When he hung up his keys the fleet consisted of over 15 cars and a handful of buses, but when he began as a volunteer he was their only driver and there was only one vehicle in the fleet.
He said he would miss the people he drove around, taking them to hairdresser and doctor appointments. The majority were older, aged 60 to 100 years.
George is one of those truly humble people that puts his customers first and goes out of his way to make their journey memorable.- Stephanie McCamley
"I made a lot of good friends over the years. I learnt a lot of different ailments that people had," he laughed.
Some people he drove every second day for over a decade to see their husbands or wives in nursing homes and formed strong bonds with them during the commute.
"The sad bit is you get to know them over the years and sometimes they pass on, you get attached to them, and then you lose them," Mr Kandris said.
Stephanie McCamley, Assistant General Manager at Activus Transport, said "gorgeous George" was "one of our most loved drivers and will be sadly missed by staff, volunteers and customers".
"George is one of those truly humble people that puts his customers first and goes out of his way to make their journey memorable," Ms McCamley said.
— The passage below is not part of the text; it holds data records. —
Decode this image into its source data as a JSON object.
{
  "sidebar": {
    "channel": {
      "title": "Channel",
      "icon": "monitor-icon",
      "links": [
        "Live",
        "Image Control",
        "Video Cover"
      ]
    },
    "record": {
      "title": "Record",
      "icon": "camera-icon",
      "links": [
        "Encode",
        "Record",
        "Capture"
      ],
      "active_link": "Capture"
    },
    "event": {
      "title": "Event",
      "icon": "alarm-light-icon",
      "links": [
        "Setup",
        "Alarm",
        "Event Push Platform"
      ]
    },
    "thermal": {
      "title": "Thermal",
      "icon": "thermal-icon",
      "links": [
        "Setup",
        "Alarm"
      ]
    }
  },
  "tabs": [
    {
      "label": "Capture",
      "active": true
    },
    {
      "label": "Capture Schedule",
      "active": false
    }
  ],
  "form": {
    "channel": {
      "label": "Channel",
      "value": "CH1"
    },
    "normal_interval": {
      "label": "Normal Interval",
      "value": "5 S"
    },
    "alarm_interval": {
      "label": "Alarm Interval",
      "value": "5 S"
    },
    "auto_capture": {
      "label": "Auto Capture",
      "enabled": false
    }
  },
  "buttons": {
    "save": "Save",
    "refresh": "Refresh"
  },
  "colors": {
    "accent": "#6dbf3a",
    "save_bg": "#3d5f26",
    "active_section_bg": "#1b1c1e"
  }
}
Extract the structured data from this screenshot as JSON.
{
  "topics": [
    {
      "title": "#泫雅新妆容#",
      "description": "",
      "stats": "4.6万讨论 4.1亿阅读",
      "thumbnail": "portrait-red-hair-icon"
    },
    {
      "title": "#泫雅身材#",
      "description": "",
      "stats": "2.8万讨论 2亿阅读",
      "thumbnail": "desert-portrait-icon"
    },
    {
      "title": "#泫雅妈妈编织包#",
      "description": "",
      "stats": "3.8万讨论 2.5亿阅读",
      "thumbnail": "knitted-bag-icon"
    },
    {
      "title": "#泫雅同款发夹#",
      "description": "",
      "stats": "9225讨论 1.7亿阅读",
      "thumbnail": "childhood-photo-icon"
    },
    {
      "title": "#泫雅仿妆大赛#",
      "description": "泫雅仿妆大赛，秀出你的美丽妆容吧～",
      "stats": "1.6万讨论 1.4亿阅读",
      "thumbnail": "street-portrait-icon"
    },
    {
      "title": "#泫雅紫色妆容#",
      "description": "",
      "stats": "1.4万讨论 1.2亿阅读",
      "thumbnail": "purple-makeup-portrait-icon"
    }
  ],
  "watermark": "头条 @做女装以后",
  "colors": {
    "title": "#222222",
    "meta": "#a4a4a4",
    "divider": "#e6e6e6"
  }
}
"Our customers are always requesting him as their driver and they have expressed that they will sincerely miss him. Some of our customers are very socially isolated and to be able to have a chat to someone who takes the time to listen and who really cares makes all the difference in the world to them."
Mr Kandris would be happy to come back on board as a volunteer some day, "when I get bored or my wife wants me to get out of the house," he laughed.